The bears have the momentum now and would be in no hurry to try to call a low, but we may have enough downside pressure and panic to create conditions for at least a small snap back. It is extremely gloomy and negative out there, and that is what we need for the purging process to take place.
We have some economic news coming this morning, but what will be most interesting is the minutes of the last FOMC meeting, today at 2 p.m. ET. Many questioned the wisdom of a hike and recent events really have to make you wonder if the Fed knows what it is doing.
It is tough on the market not to have a dovish Fed, but it is even worse to have a Fed that seems not only out of touch but downright incompetent. It creates another headwind for this market that already has plenty of them.
In a market like this my game plan is to simply stand aside and wait for better conditions to occur. I don't try to call bottoms or turns. I respect the downward momentum and appreciate the fact that it will eventually create some great entry points.
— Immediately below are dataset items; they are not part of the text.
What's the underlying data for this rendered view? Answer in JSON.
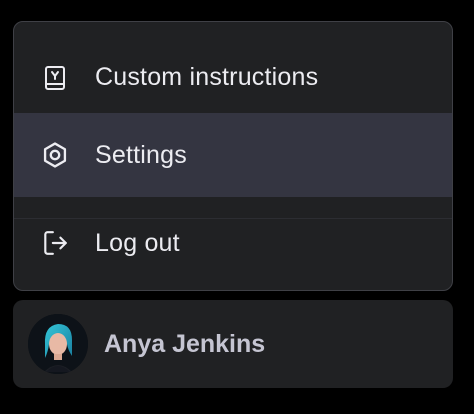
{
  "menu": {
    "items": [
      {
        "label": "Custom instructions",
        "icon": "book-icon"
      },
      {
        "label": "Settings",
        "icon": "gear-icon"
      },
      {
        "label": "Log out",
        "icon": "logout-icon"
      }
    ],
    "highlighted_index": 1
  },
  "profile": {
    "name": "Anya Jenkins",
    "avatar": "user-avatar"
  },
  "colors": {
    "background": "#000000",
    "menu_bg": "#202123",
    "highlight_bg": "#343541",
    "text": "#ececf1"
  }
}
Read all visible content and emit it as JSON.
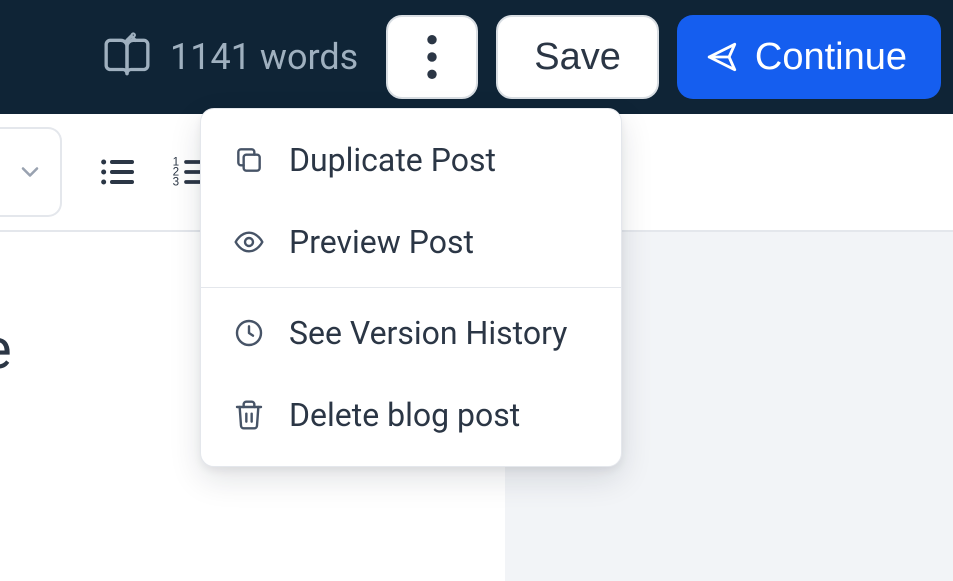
{
  "topbar": {
    "word_count_text": "1141 words",
    "save_label": "Save",
    "continue_label": "Continue"
  },
  "menu": {
    "duplicate_label": "Duplicate Post",
    "preview_label": "Preview Post",
    "history_label": "See Version History",
    "delete_label": "Delete blog post"
  },
  "content": {
    "partial_glyph": "e"
  }
}
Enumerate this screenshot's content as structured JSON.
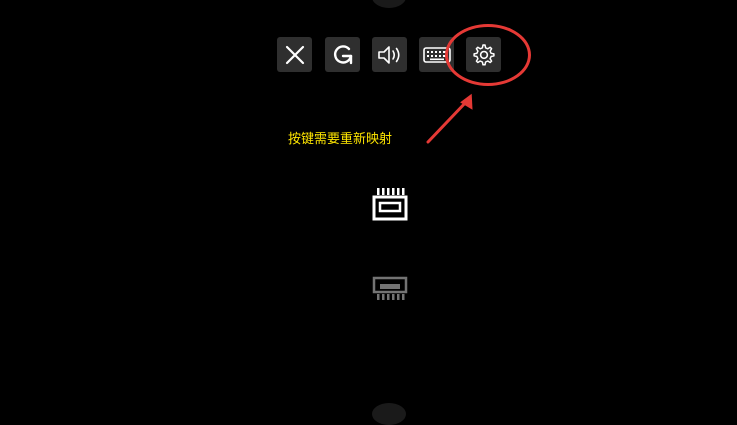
{
  "annotation": {
    "hint_text": "按键需要重新映射",
    "highlight_color": "#e53935",
    "text_color": "#ffe600"
  },
  "toolbar": {
    "buttons": [
      {
        "icon": "close-icon"
      },
      {
        "icon": "refresh-icon"
      },
      {
        "icon": "volume-icon"
      },
      {
        "icon": "keyboard-icon"
      },
      {
        "icon": "gear-icon"
      }
    ]
  },
  "slots": [
    {
      "icon": "save-slot-icon",
      "state": "active"
    },
    {
      "icon": "save-slot-icon",
      "state": "inactive"
    }
  ]
}
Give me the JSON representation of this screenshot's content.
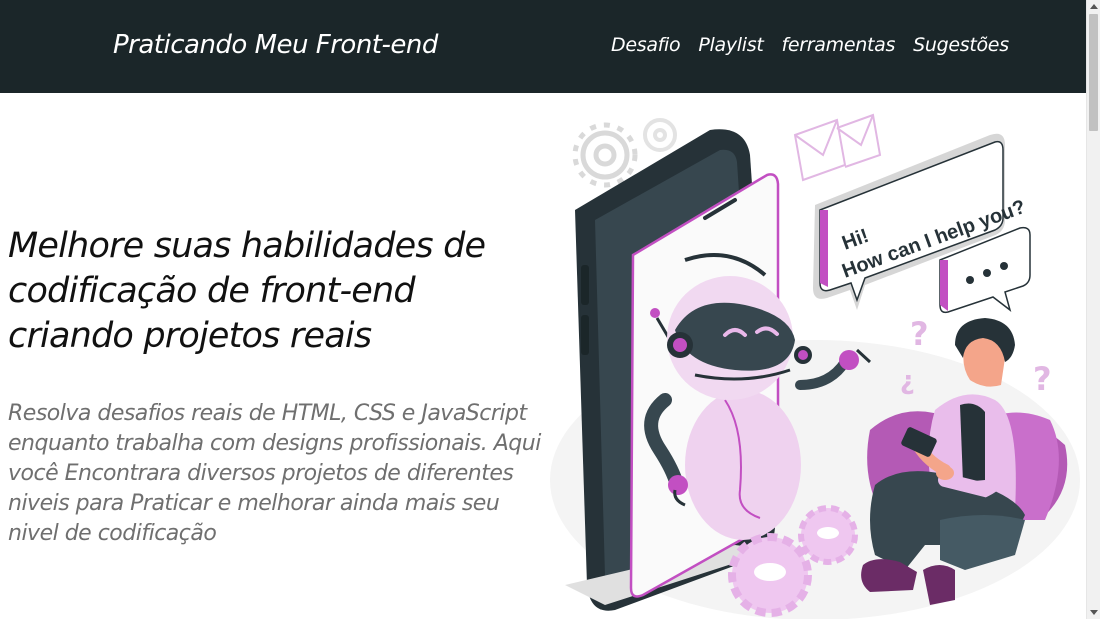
{
  "header": {
    "brand": "Praticando Meu Front-end",
    "nav": [
      "Desafio",
      "Playlist",
      "ferramentas",
      "Sugestões"
    ]
  },
  "hero": {
    "title": "Melhore suas habilidades de codificação de front-end criando projetos reais",
    "description": "Resolva desafios reais de HTML, CSS e JavaScript enquanto trabalha com designs profissionais. Aqui você Encontrara diversos projetos de diferentes niveis para Praticar e melhorar ainda mais seu nivel de codificação"
  },
  "illustration": {
    "speech_bubble_line1": "Hi!",
    "speech_bubble_line2": "How can I help you?",
    "icons": [
      "gear-icon",
      "envelope-icon",
      "question-mark-icon",
      "smartphone-icon",
      "robot-icon"
    ]
  },
  "colors": {
    "header_bg": "#1b2629",
    "accent": "#c24fc2",
    "accent_light": "#ebc6ec",
    "dark": "#263238"
  }
}
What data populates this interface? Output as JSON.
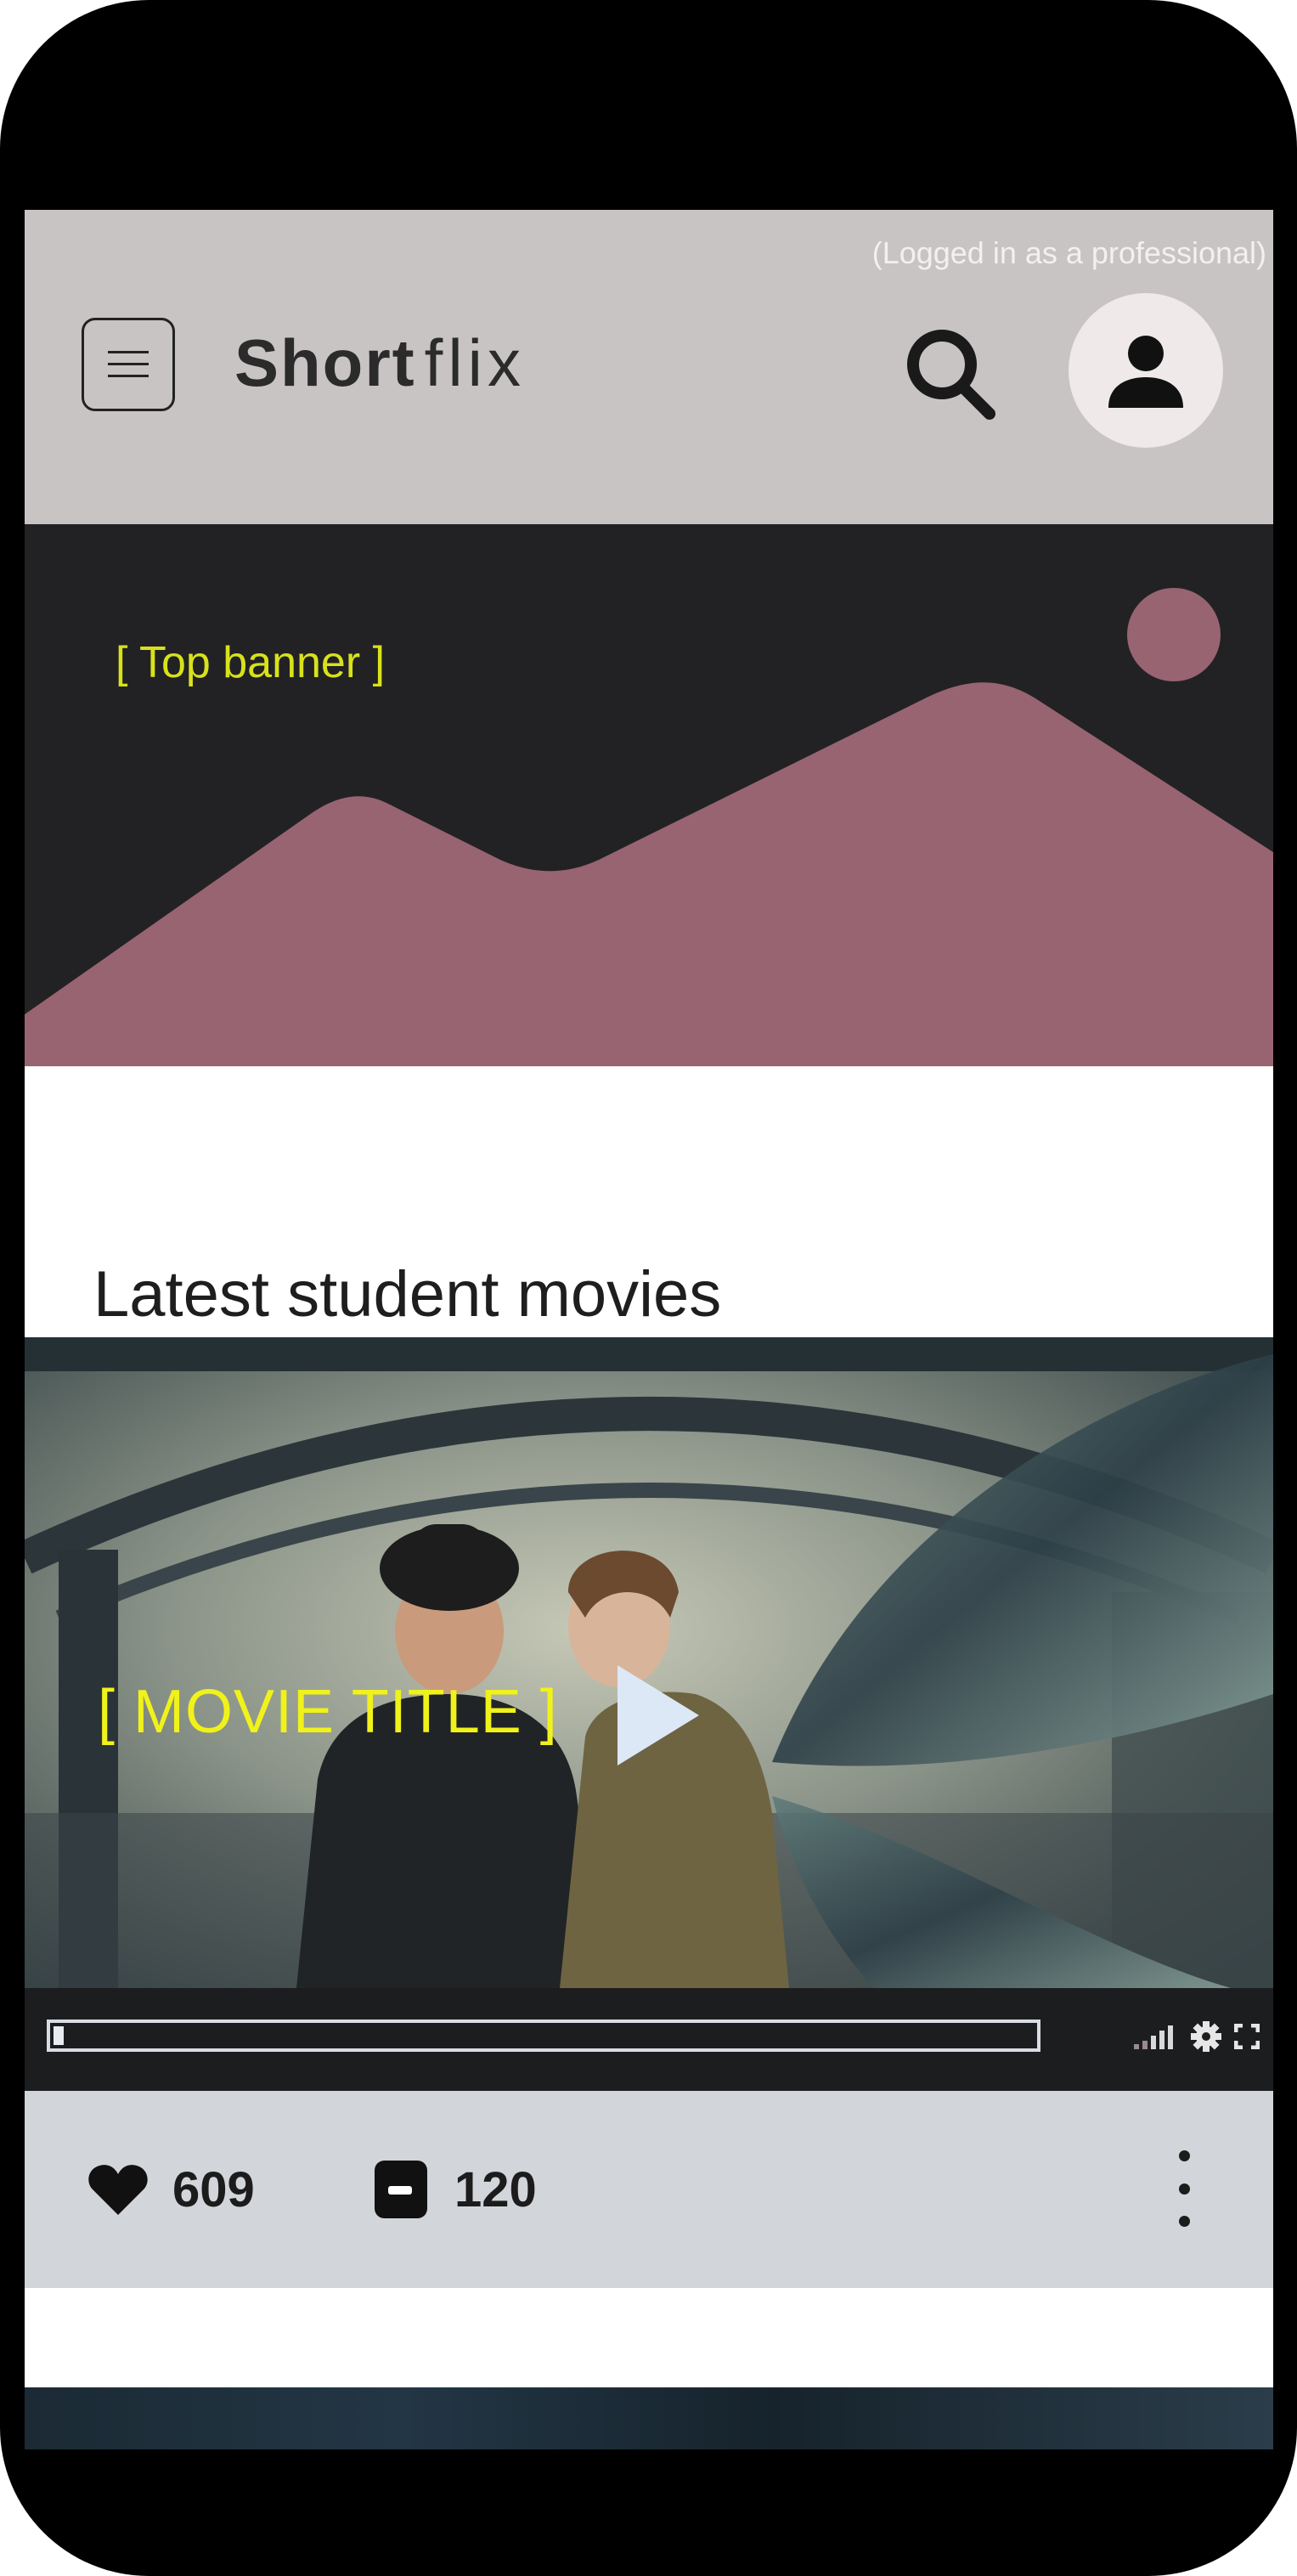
{
  "header": {
    "login_status": "(Logged in as a professional)",
    "logo_bold": "Short",
    "logo_light": "flix",
    "icons": [
      "menu-icon",
      "search-icon",
      "user-icon"
    ]
  },
  "banner": {
    "label": "[ Top banner ]",
    "colors": {
      "background": "#222224",
      "mountains": "#986471"
    }
  },
  "section": {
    "title": "Latest student movies"
  },
  "video": {
    "title": "[ MOVIE TITLE ]",
    "progress": 0.01,
    "control_icons": [
      "signal-icon",
      "settings-icon",
      "fullscreen-icon"
    ]
  },
  "actions": {
    "likes": "609",
    "comments": "120",
    "icons": [
      "heart-icon",
      "comment-icon",
      "more-vertical-icon"
    ]
  }
}
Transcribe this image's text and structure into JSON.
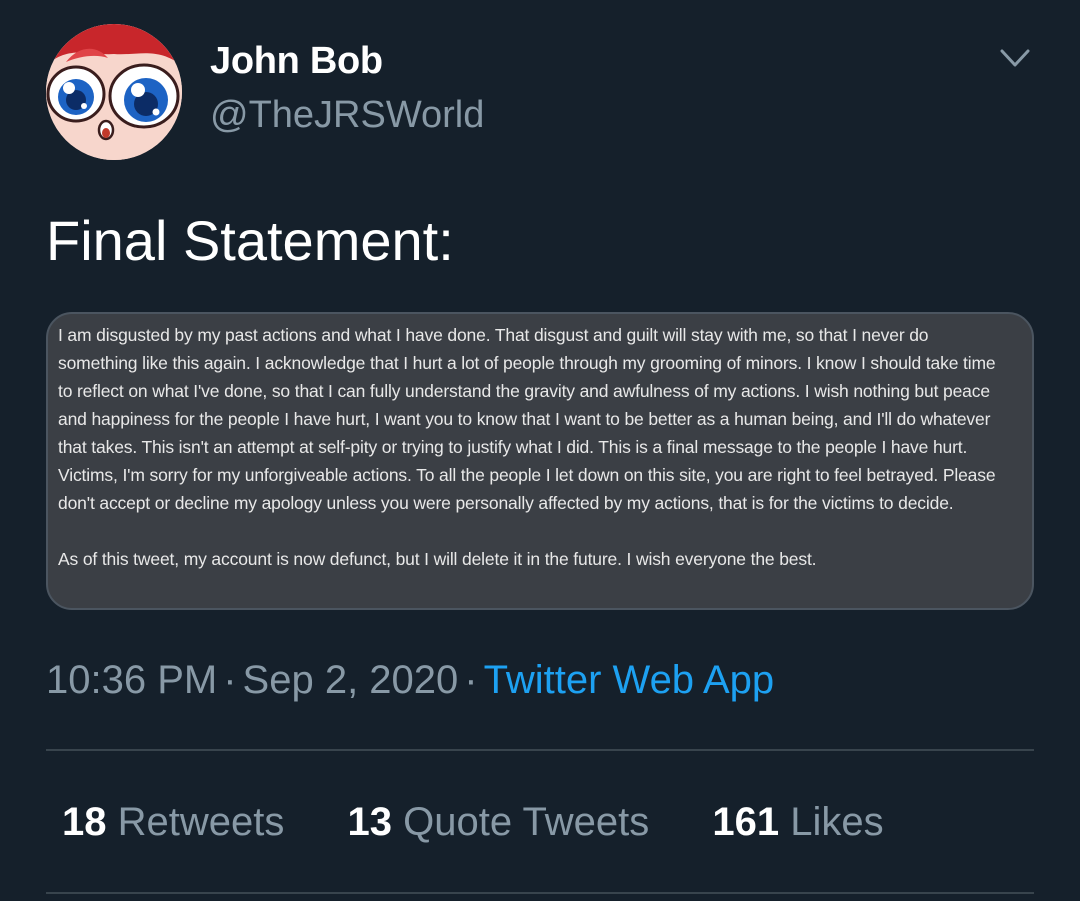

I said yesterday that there simply weren't any good long side position trades right now, and the action this morning certainly confirms that statement.
It has been a very miserable start to the new year, but it is the nature of markets to go through some hard times. The cycle of boom and bust is inevitable. We need to embrace it and stay mentally prepared for the time when conditions improve again. Navigating the ups and downs is how you produce superior returns.
I expect that bounce buyers will give it a try, but we are building up a supply of bulls that now want to escape. Overhead resistance will be tough. Precious metals are going to be viewed as a safe haven, but the pockets of upside opportunity will be very limited.
It is ugly out there, but it's the nature of the beast. If we appreciate that fact, then we can be ready for the next crop of opportunities that develop.